It has been a bumper month for the US Dollar, which has been bucking the trend of the general encumbered state of the US economy during a period of high inflation and concerns over rising costs of living.
The US Dollar has been performing very well in general over recent weeks, making headway against other major currencies, drawing some speculation at the beginning of May that parity with the Euro may be on the cards.
Whilst that did not happen, the US Dollar continues to strengthen and today it has reached a high point at 1.22 against the British Pound, representing the highest point in the past 30 days.

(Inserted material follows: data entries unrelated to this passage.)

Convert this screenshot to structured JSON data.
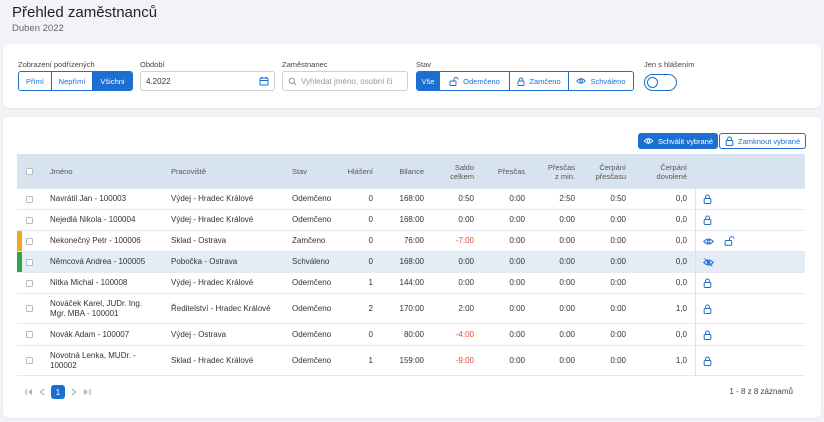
{
  "page": {
    "title": "Přehled zaměstnanců",
    "subtitle": "Duben 2022"
  },
  "filters": {
    "subordinates_label": "Zobrazení podřízených",
    "subordinates_options": [
      "Přímí",
      "Nepřímí",
      "Všichni"
    ],
    "subordinates_selected": "Všichni",
    "period_label": "Období",
    "period_value": "4.2022",
    "employee_label": "Zaměstnanec",
    "employee_placeholder": "Vyhledat jméno, osobní čí",
    "status_label": "Stav",
    "status_options": [
      "Vše",
      "Odemčeno",
      "Zamčeno",
      "Schváleno"
    ],
    "status_selected": "Vše",
    "report_only_label": "Jen s hlášením",
    "report_only_on": false
  },
  "actions": {
    "approve_label": "Schválit vybrané",
    "lock_label": "Zamknout vybrané"
  },
  "table": {
    "headers": {
      "name": "Jméno",
      "workplace": "Pracoviště",
      "status": "Stav",
      "reports": "Hlášení",
      "balance": "Bilance",
      "saldo_1": "Saldo",
      "saldo_2": "celkem",
      "overtime": "Přesčas",
      "ot_prev_1": "Přesčas",
      "ot_prev_2": "z min.",
      "ot_used_1": "Čerpání",
      "ot_used_2": "přesčasu",
      "vac_1": "Čerpání",
      "vac_2": "dovolené"
    },
    "rows": [
      {
        "name": "Navrátil Jan - 100003",
        "workplace": "Výdej - Hradec Králové",
        "status": "Odemčeno",
        "reports": "0",
        "balance": "168:00",
        "saldo": "0:50",
        "overtime": "0:00",
        "ot_prev": "2:50",
        "ot_used": "0:50",
        "vacation": "0,0",
        "marker": "",
        "icons": [
          "lock-icon"
        ]
      },
      {
        "name": "Nejedlá Nikola - 100004",
        "workplace": "Výdej - Hradec Králové",
        "status": "Odemčeno",
        "reports": "0",
        "balance": "168:00",
        "saldo": "0:00",
        "overtime": "0:00",
        "ot_prev": "0:00",
        "ot_used": "0:00",
        "vacation": "0,0",
        "marker": "",
        "icons": [
          "lock-icon"
        ]
      },
      {
        "name": "Nekonečný Petr - 100006",
        "workplace": "Sklad - Ostrava",
        "status": "Zamčeno",
        "reports": "0",
        "balance": "76:00",
        "saldo": "-7:00",
        "overtime": "0:00",
        "ot_prev": "0:00",
        "ot_used": "0:00",
        "vacation": "0,0",
        "marker": "#f5a623",
        "icons": [
          "eye-icon",
          "unlock-icon"
        ]
      },
      {
        "name": "Němcová Andrea - 100005",
        "workplace": "Pobočka - Ostrava",
        "status": "Schváleno",
        "reports": "0",
        "balance": "168:00",
        "saldo": "0:00",
        "overtime": "0:00",
        "ot_prev": "0:00",
        "ot_used": "0:00",
        "vacation": "0,0",
        "marker": "#2ea44f",
        "icons": [
          "eye-off-icon"
        ]
      },
      {
        "name": "Nitka Michal - 100008",
        "workplace": "Výdej - Hradec Králové",
        "status": "Odemčeno",
        "reports": "1",
        "balance": "144:00",
        "saldo": "0:00",
        "overtime": "0:00",
        "ot_prev": "0:00",
        "ot_used": "0:00",
        "vacation": "0,0",
        "marker": "",
        "icons": [
          "lock-icon"
        ]
      },
      {
        "name": "Nováček Karel, JUDr. Ing. Mgr. MBA - 100001",
        "workplace": "Ředitelství - Hradec Králové",
        "status": "Odemčeno",
        "reports": "2",
        "balance": "170:00",
        "saldo": "2:00",
        "overtime": "0:00",
        "ot_prev": "0:00",
        "ot_used": "0:00",
        "vacation": "1,0",
        "marker": "",
        "icons": [
          "lock-icon"
        ]
      },
      {
        "name": "Novák Adam - 100007",
        "workplace": "Výdej - Ostrava",
        "status": "Odemčeno",
        "reports": "0",
        "balance": "80:00",
        "saldo": "-4:00",
        "overtime": "0:00",
        "ot_prev": "0:00",
        "ot_used": "0:00",
        "vacation": "0,0",
        "marker": "",
        "icons": [
          "lock-icon"
        ]
      },
      {
        "name": "Novotná Lenka, MUDr. - 100002",
        "workplace": "Sklad - Hradec Králové",
        "status": "Odemčeno",
        "reports": "1",
        "balance": "159:00",
        "saldo": "-9:00",
        "overtime": "0:00",
        "ot_prev": "0:00",
        "ot_used": "0:00",
        "vacation": "1,0",
        "marker": "",
        "icons": [
          "lock-icon"
        ]
      }
    ],
    "selected_row_index": 3
  },
  "pagination": {
    "current_page": "1",
    "summary": "1 - 8 z 8 záznamů"
  },
  "colors": {
    "accent": "#1a6fd0",
    "negative": "#e04b3a",
    "header_bg": "#d8e3f0",
    "locked_marker": "#f5a623",
    "approved_marker": "#2ea44f"
  }
}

This morning, talks of a potential move toward parity between the Euro and the US Dollar have resurfaced, and the US Dollar becomes the currency that is not only going in the opposite direction to the generally inflationary nature of the overall US economy, but is trouncing almost all of its peers apart from the Japanese Yen which remains strong.
Just as is the case in the United States, Britain and the Eurozone also are regions which remain lumbered with high levels of inflation, and the United Kingdom has been subjected to four interest rate rises this year, the most recent one having been announced last week by the Bank of England.
Bearing this in mind, the European Union and the United Kingdom face many of the same challenges that the United States faces, hence confidence in the US Dollar when comparing it to other major currencies in the Western hemisphere is likely high due to the Euro and Pound being the sovereign currencies of equally inflationary national economies.
The Federal Reserve has been mulling further interest rate hikes, but with the same conundrum being worked on by the British and European central banks, there is little advantage in terms of confidence across the other regions which could be a contributor to the US Dollar's relative strength.